Wales’ arts bypass

Published Friday 3 December 2004 at 11:10 by Cathryn Scott

The news that the Welsh Assembly is poised to take over the Arts Council of Wales signals the demise of arm’s length funding and could strike a blow at the independence of the UK’s funding bodies. Cathryn Scott discovers why many are worried that government taking back power from arts councils may affect which projects reach the stage

When Rhodri Morgan, first minister of the Welsh Assembly Government, announced that all Assembly sponsored public bodies - or quangos - would be dissolved and their duties absorbed by WAG, it signalled a welcome end to the bureaucracy that has surrounded organisations such as the Welsh Development Agency and the Welsh Tourist Board.

But the news that this could extend to include the Arts Council of Wales, National Museums and Galleries of Wales and The National Libraries of Wales came as a great shock, with virtually all arts organisations in the principality opposed to the proposals.

An arts council has existed in Wales since 1950, firstly as part of the Arts Council of Great Britain and latterly as the independent Arts Council of Wales since 1994. As well as increasing the awareness and accessibility of arts in the region, ACW finances organisations with both grant-in-aid money from the Assembly and Lottery funding from the UK government’s Department of Culture, Media and Sport.
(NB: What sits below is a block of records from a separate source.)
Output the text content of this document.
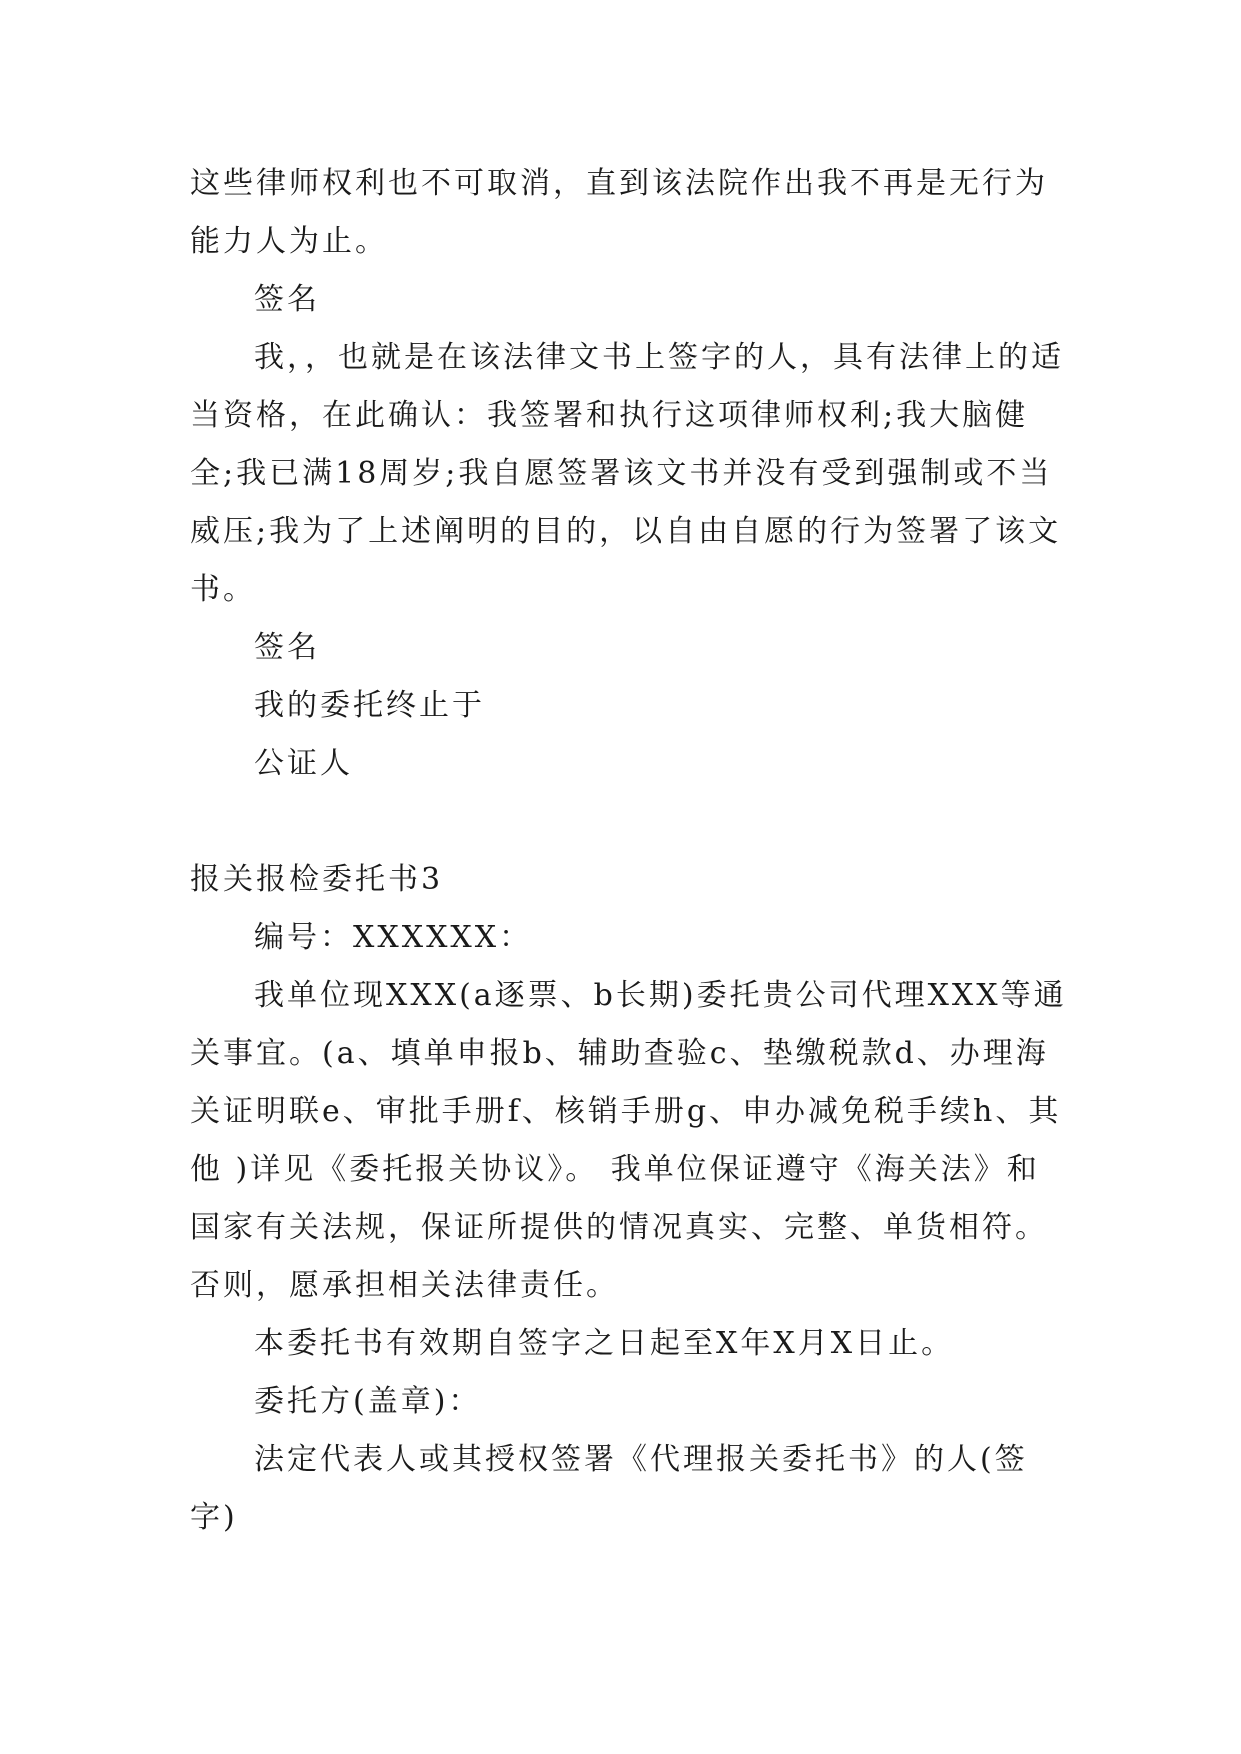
这些律师权利也不可取消，直到该法院作出我不再是无行为能力人为止。

签名

我，，也就是在该法律文书上签字的人，具有法律上的适当资格，在此确认：我签署和执行这项律师权利;我大脑健全;我已满18周岁;我自愿签署该文书并没有受到强制或不当威压;我为了上述阐明的目的，以自由自愿的行为签署了该文书。

签名

我的委托终止于

公证人

报关报检委托书3

编号：XXXXXX：

我单位现XXX(a逐票、b长期)委托贵公司代理XXX等通关事宜。(a、填单申报b、辅助查验c、垫缴税款d、办理海关证明联e、审批手册f、核销手册g、申办减免税手续h、其他 )详见《委托报关协议》。 我单位保证遵守《海关法》和国家有关法规，保证所提供的情况真实、完整、单货相符。否则，愿承担相关法律责任。

本委托书有效期自签字之日起至X年X月X日止。

委托方(盖章)：

法定代表人或其授权签署《代理报关委托书》的人(签字)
But that could all change when the Assembly announces later this month whether it will dissolve the ACW and take over its duties. Unsurprisingly, the ACW has great doubts about the proposals. Top of the list, according to Iestyn Davies, ACW’s head of communications, is the impact this would have on freedom of expression. If the Assembly took over the ACW it would effectively be a form of arts patronage but without the arm’s length principle the council has always worked under.

“The only way you can have direct government sponsorship of the arts is if you have direct government support for arts legislation,” he says. “But that would need to be an act of primary legislation and the Assembly [which only has secondary legislation powers] wouldn’t be able to pass that law.” He also thinks it unlikely that the UK government would introduce such a bill.

Peter Doran, artistic director of Torch Theatre, Milford Haven, adds: “If a young playwright, for example, applied to the arts council for a grant he would be judged on the quality of his work. If his last play had been anti-establishment, would the Assembly feel it could give that person a grant?”

Val Hill, administrative director of the Cardiff based Hijinx Theatre, worries the move would affect the type of projects staged.

“Will we all find ourselves generating theatre to get funding, trying to make projects to fit the funding that is there depending on the priorities of ministers?” she asks.

Long term planning, she says, would be impossible. “We commission new plays, so we’re already thinking about 2006 and 2007. Where does that leave us if there is an election half way through and priorities change?”

There are also concerns about Lottery funding. As a government body the assembly could not administer this money.

“Torch is a good example of the benefits of a one stop shop,” says Doran. “We had a lottery grant of £3 million to redevelop the theatre but this was a decision made in line with what we were doing work-wise. If two separate bodies are making different decisions you could end up with money for theatres but not have any for the shows.”

Cardiff’s Sherman Theatre is one of two Welsh organisations, along with Rubicon Dance, that has charitable status with the ACW as trustee. This is another duty the assembly would be unable to adopt. “I’m not sure how it would work under these proposals,” says artistic director Phil Clark, adding that the theatre would have to find a new trustee.

There could also be a serious impact on staff, warns Davies, as ACW salaries are currently paid for with a combination of lottery and grant-in-aid money. “If the assembly wanted to take on board our senior officer for music because of his expertise, for example, they would need to find grant-in-aid to make up the Lottery part of the salary,” he explains. “This role would also need to be duplicated for the body that administers lottery money.”

The assembly will not comment on the proposals until the final announcement is made. However, in its favour it has shown an increased commitment to the arts - last month’s draft budget showed an extra £35 million available to arts, sports and the Welsh language, on top of a £2 million package to fund arts projects outside Cardiff, although this money is administered by the ACW, to complement the money it has given to Cardiff’s Wales Millennium Centre.

Doran thinks it could also put pressure on local governments to better fund arts. “The arts council can’t put pressure on councils to match its funding, but the Assembly could say ‘that’s your allocation and that’s how you will spend it’ now it is discretionary,” he says.

Janek Alexander, director of Chapter Arts Centre in Cardiff, said: “If politicians understood more what things cost they might agree higher public subsidy of the arts.”

Above all, there is a fear that the progress the Arts Council of Wales has made since 1994 could be undone.

“For so long there was never a period of calm where we could get on with it,” says Doran. “Things have changed since 2000’s Assembly-commissioned report into ACW, which recommended more transparency and accountability.

“To disband now, when we’ve finally got something we, the arts, are happy with, would be a very expensive, lengthy process with no guarantee we would end up with anything better.

“And if things change again in four years time, I don’t think the arts have the stamina to cope.”